Postado em 28/07/2017
Manifestações de cunho político e de gênero são matéria-prima para criadores ampliarem o diálogo entre arte e sociedade
No prefácio do livro Art and Power: Europe Under the Dictators (1995), o historiador britânico Eric Hobsbawm é enfático ao afirmar que a arte é usada para reforçar o poder político e de Estados desde o Egito antigo. Segundo o pensador, a equação entre arte e poder se faz na alternância de poucos momentos serenos entre muitos de ebulição.
Exemplos recentes de momentos efervescestes não faltam. As manifestações de junho de 2013 no Brasil fermentaram discussões e alimentaram artistas e suas criações. As inquietações tornaram-se tema de mostras de pequenas galerias e espaços independentes e não saiu das ruas, onde o conceito de Artivismo ganhou força. O termo diz respeito a ações políticas e sociais realizadas por pessoas ou coletivos por meio de estratégias artísticas com objetivo de sensibilizar a sociedade e problematizar suas reivindicações. Plural em linguagens e meios, toma forma em performances, vídeos, intervenções urbanas, charges.
Veracidade e incerteza
Desdobramentos dessa vertente também foram vistos no consolidado espaço da mais recente edição da Bienal de Artes de São Paulo, ocorrida em 2016 sob o título Incerteza Viva, composta de trabalhos inspirados em questões urgentes: meio ambiente, migrações, crise política e social.
A manifestação da incerteza questiona a própria arte, exemplificada na relativização da verdade. A historiadora e crítica de arte Daniela Labra, curadora geral da 2ª edição da Frestas – Trienal de Artes (veja abaixo em Experiência crítica), diz que a noção de pós-verdade se relaciona ao momento em que vivemos. “Temos uma epidemia de fake news (notícias falsas), que nos meios de comunicação e redes digitais ganham voz mais rápido”, explica. “Nesse fluxo as opiniões são tomadas como verdades de fato e, por sua vez, o que se torna verdade socialmente está ligado aos grupos de poder, quem está na bola da vez dita o que é verdade.” Ela acrescenta que a discussão sobre arte contemporânea rompe com a ideia de verdade, e lança as perguntas: “Qual seria a verdade na arte?” e “Existem muitas verdades na arte?”.
Sem nichos
Tais questionamentos fazem parte da expansão do diálogo artístico e social. Um exemplo são abordagens sobre gênero e sexualidade no contexto da arte política, as quais dão visibilidade a realizadores que fazem uso de linguagens e plataformas diversas na intersecção entre arte, gênero e sexualidade. Na visão do antropólogo Tulio Bucchioni, não se trata de questões de nicho, mas “pautas que precisam ser trabalhadas de modo a gerar reflexividades amplas, relacionadas aos mais variados temas”. Segundo o pesquisador, cabe à arte contemporânea e aos artistas não só tematizar essas questões, “mas se debruçarem sobre elas, interrogando-as para produzirem saberes e insights complexos e provocativos”.
Experiência crítica
Mostra apresenta o trabalho de 60 artistas sobre o tema Entre Pós-Verdades e Acontecimentos
A 2ª Edição de Frestas – Trienal de Artes: Entre Pós-Verdades e Acontecimentos, que acontece de 12 de agosto a 3 de dezembro no Sesc Sorocaba, no interior de São Paulo, também se desdobrará pela região, por meio de instalações em prédios históricos, comércios e espaços públicos da cidade.
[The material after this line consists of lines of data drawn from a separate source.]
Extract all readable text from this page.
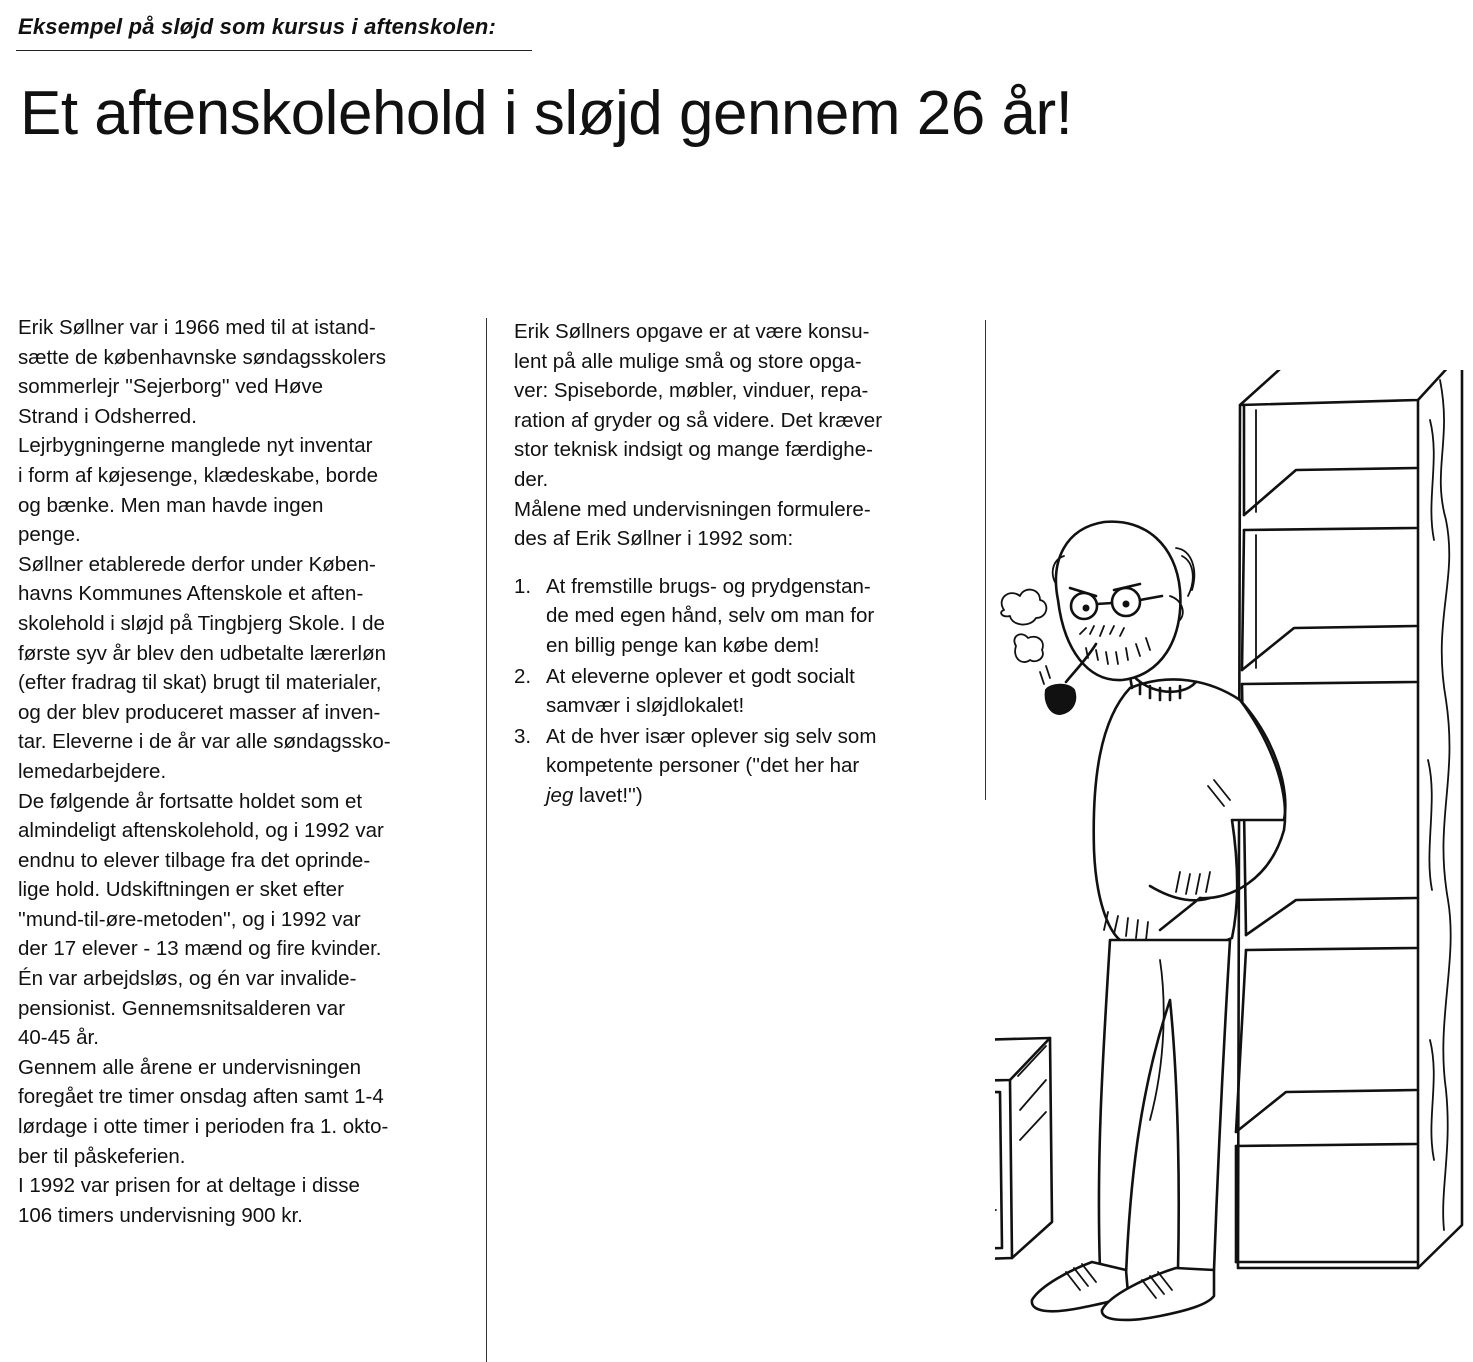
Eksempel på sløjd som kursus i aftenskolen:
Et aftenskolehold i sløjd gennem 26 år!

Erik Søllner var i 1966 med til at istand-

sætte de københavnske søndagsskolers

sommerlejr ''Sejerborg'' ved Høve

Strand i Odsherred.

Lejrbygningerne manglede nyt inventar

i form af køjesenge, klædeskabe, borde

og bænke. Men man havde ingen

penge.

Søllner etablerede derfor under Køben-

havns Kommunes Aftenskole et aften-

skolehold i sløjd på Tingbjerg Skole. I de

første syv år blev den udbetalte lærerløn

(efter fradrag til skat) brugt til materialer,

og der blev produceret masser af inven-

tar. Eleverne i de år var alle søndagssko-

lemedarbejdere.

De følgende år fortsatte holdet som et

almindeligt aftenskolehold, og i 1992 var

endnu to elever tilbage fra det oprinde-

lige hold. Udskiftningen er sket efter

''mund-til-øre-metoden'', og i 1992 var

der 17 elever - 13 mænd og fire kvinder.

Én var arbejdsløs, og én var invalide-

pensionist. Gennemsnitsalderen var

40-45 år.

Gennem alle årene er undervisningen

foregået tre timer onsdag aften samt 1-4

lørdage i otte timer i perioden fra 1. okto-

ber til påskeferien.

I 1992 var prisen for at deltage i disse

106 timers undervisning 900 kr.

Erik Søllners opgave er at være konsu-

lent på alle mulige små og store opga-

ver: Spiseborde, møbler, vinduer, repa-

ration af gryder og så videre. Det kræver

stor teknisk indsigt og mange færdighe-

der.

Målene med undervisningen formulere-

des af Erik Søllner i 1992 som:

1. At fremstille brugs- og prydgenstan-

de med egen hånd, selv om man for

en billig penge kan købe dem!

2. At eleverne oplever et godt socialt

samvær i sløjdlokalet!

3. At de hver især oplever sig selv som

kompetente personer (''det her har

jeg lavet!'')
O evento reúne propostas de 60 artistas brasileiros e estrangeiros e apresentará cerca de 160 obras, entre projetos comissionados, performances, obras para a internet, residências artísticas e intervenções urbanas. Completam a programação conferências, debates, oficinas, vivências, espetáculo de teatro e show musical.
Para a pesquisadora e crítica de arte Daniela Labra, responsável pela curadoria da trienal, a exposição trata da impossibilidade de definição da verdade nos discursos artísticos e em setores da sociedade. “A exposição se pretende viva, sendo um experimento para a educação, construção de novos olhares e formação de público. Queremos oferecer às pessoas experiências críticas, de pensamento e sensoriais”, enumera Daniela.
Os selecionados para esta edição apresentam trabalhos que representam a soma criativa e questionadora de artistas brasileiros e estrangeiros vindos da Alemanha, Argentina, Áustria, Cuba, Espanha, Estados Unidos, França, Grã-Bretanha, Guatemala, Japão, México e Peru. Entre os participantes estão o coletivo Guerrilla Girls, Francesca Woodman, Wanda Pimentel, Daniel Senise, André Komatsu e Héctor Zamora.
A programação educativa será tão diversa quanto a própria Trienal, oferecendo biblioteca com livros relacionados ao tema da exposição, formação com professores da rede pública e visitas mediadas.